Oui, j’ai tout de suite voulu marqué la dimension de rêve qui se transforme en cauchemar. Le film est volontiers à cheval entre Fantasy et réalité sans jamais tomber complètement dans le cinéma fantastique.

Pour rester ancré dans le réel, nous avons souvent intégrer les habitants, les passants dans le film, dans la narration. Par exemple, la scène de la station essence où Matt Smith « Bully » danse avec une vieille dame n’était pas dans le script d’origine. Je pense que cette station essence ne vendait, en réalité, pas que de l’essence ! (rires) Le fait de tourner sur ce lieu a vite créer des tensions. Les gens s’énervaient et nous avons décidé de les laisser entrer dans le champ, de composer avec eux. Les acteurs étaient tellement bons que nous n’avons pas eu besoin de faire grand-chose. Ce sont les acteurs qui ont porté les habitants hors de Detroit pour les intégrer dans Lost River et sa Fantasy.

Les habitants de Detroit ont apporté une identité forte à mon film, entre réalité et fantasy.

Autres références très visibles dans le film : le théâtre du Grand-Guignol ou le Hell’s Café. D’où vous est venue cette inspiration pour intégrer ce genre de lieux à l’histoire ?

Vous avez raison, la façade du cabaret de Lost River est directement inspirée de l’immeuble historique du Hell’s Café de Paris. Je peux citer d’autres lieux comme la Death Tavern ou effectivement le théâtre du Grand-Guignol.

J’ai passé du temps à Detroit mais aussi dans les zones touchées par les ouragans et à chaque fois, les habitants cherchaient une sorte d’exutoire pour échapper à la gravité de la réalité. Dans ce genre de lieux, personne ne vous regarde… ne vous juge. Je voulais trouver un moyen d’incorporer cet aspect sombre, cette dimension, cette noirceur dans mon film.

Nous avons perçu de nombreuses références dans Lost River : Kubrick, De Palma, David Lynch, Malick. Qu’en pensez-vous ? Etes-vous conscient de la visibilité de ces références ?

Merci mais je parle plus volontiers d’influence des Goonies ! (rires)

Lorsque j’ai envoyé mon script pour la première fois à mon compositeur Johnny Jewel, je ne lui ai rien dit. Et il m’a répondu par SMS : « Dark Goonies, cool ! ». Il s’agit surtout d’influences de films du début des années 80 qui m’ont nourri quand j’étais gamin comme Brisby et le Secret de NIMH. Ces histoires racontent la vie de familles menacées qui vivent avec une sorte de malédiction ou de danger constant.

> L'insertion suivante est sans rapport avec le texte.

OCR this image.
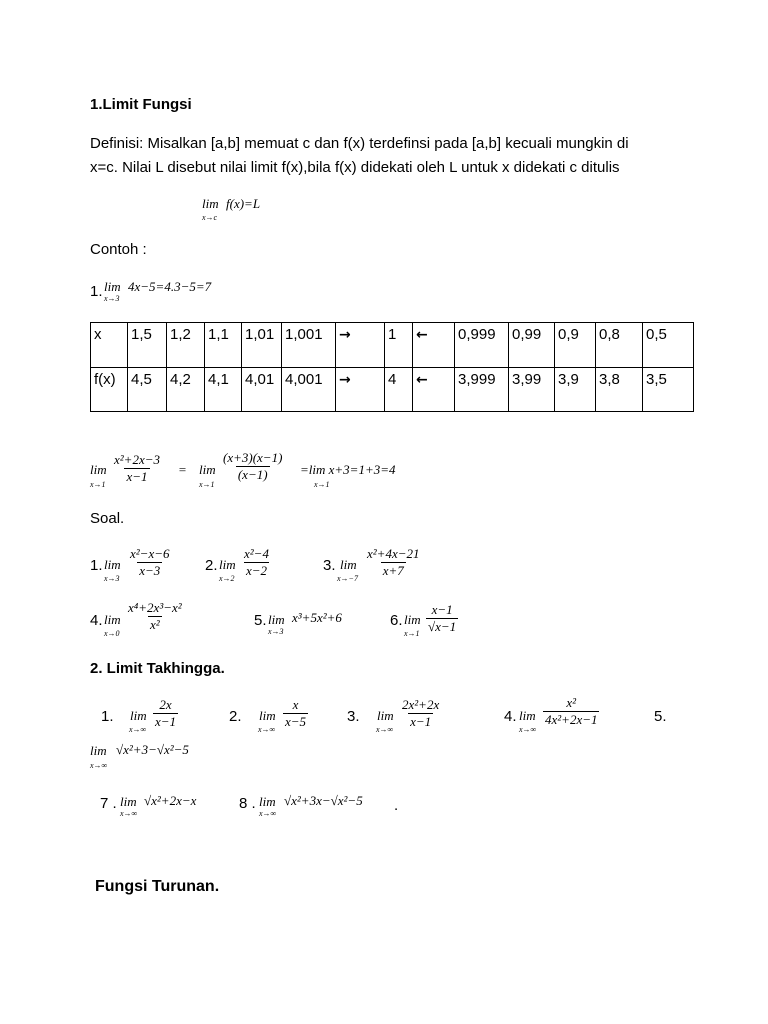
1.Limit Fungsi
Definisi: Misalkan [a,b] memuat c dan f(x) terdefinsi pada [a,b] kecuali mungkin di
x=c. Nilai L disebut nilai limit f(x),bila f(x) didekati oleh L untuk x didekati c ditulis
lim
x→c
f(x)=L
Contoh :
1. lim
x→3
4x−5=4.3−5=7
x	1,5	1,2	1,1	1,01	1,001	→	1	←	0,999	0,99	0,9	0,8	0,5
f(x)	4,5	4,2	4,1	4,01	4,001	→	4	←	3,999	3,99	3,9	3,8	3,5
lim
x→1
$\frac{\text{x²+2x−3}}{x-1} = \lim$
x→1
$\frac{(x+3)(x-1)}{(x-1)} =\lim$ x+3=1+3=4
x→1
Soal.
1. lim
x→3
$\frac{\text{x²−x−6}}{x-3} 2$. lim
x→2
$\frac{\text{x²−4}}{x-2}$	3. lim
x→−7
$\frac{\text{x²+4x−21}}{x+7}$
4. lim
x→0
$\frac{\text{x⁴+2x³−x²}}{\text{x²}}$	5. lim
x→3
x³+5x²+6	6. lim
$x\to 1 \frac{x-1}{√x-1}$
2. Limit Takhingga.
1. lim
x→∞
$\frac{2x}{x-1}$	2. lim
x→∞
$\frac{x}{x-5}$	3. lim
x→∞
$\frac{\text{2x²+2x}}{x-1}$	4. lim
x→∞
$\frac{\text{x²}}{\text{4x²+2x−1}}$	5.
lim
x→∞
√x²+3−√x²−5
7 . lim
x→∞
√x²+2x−x	8 . lim
x→∞
√x²+3x−√x²−5 .
Fungsi Turunan.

Je voulais faire ma propre version de ce style qui m’est cher.

lost_river_eva_mendes

Le montage du film a changé entre le Festival de Cannes 2014 et la sortie grand public en salle. Quels sont les changements et pourquoi ?

Le montage initial du film comportait quelques morceaux de musiques dont je pensais qu’ils étaient entrés dans le domaine public. J’avais tort !

J’ai donc dû retirer ces chansons du film avec les séquences sur lesquelles la musique était présente. J’ai bien tenté de changer les musiques, mais cela ne fonctionnait pas.

Je trouve que ce montage final rend mieux.

Quel regard portez-vous sur le cinéma indépendant américain ? Est-ce important pour vous de le défendre grâce à Lost River ?

J’adore le cinéma indépendant. Mon premier film en 2001, était un film de Henry Bean « Danny Balint » ou « The Believer » qui raconte l’histoire d’un nazi juif. J’avais a peu prêt 20 ans et pour moi c’était ma plus belle expérience, très challenging, et surtout très étrange. On s’est battu pour trouver le public, jusque dans des festivals !

Par la suite, j’ai fait d’autres plus gros films sans jamais retrouver cet esprit du film indépendant. Une part de moi a toujours voulu revenir à ce genre de films, un peu dans une ambiance de film d’étudiant, expérimentaliste.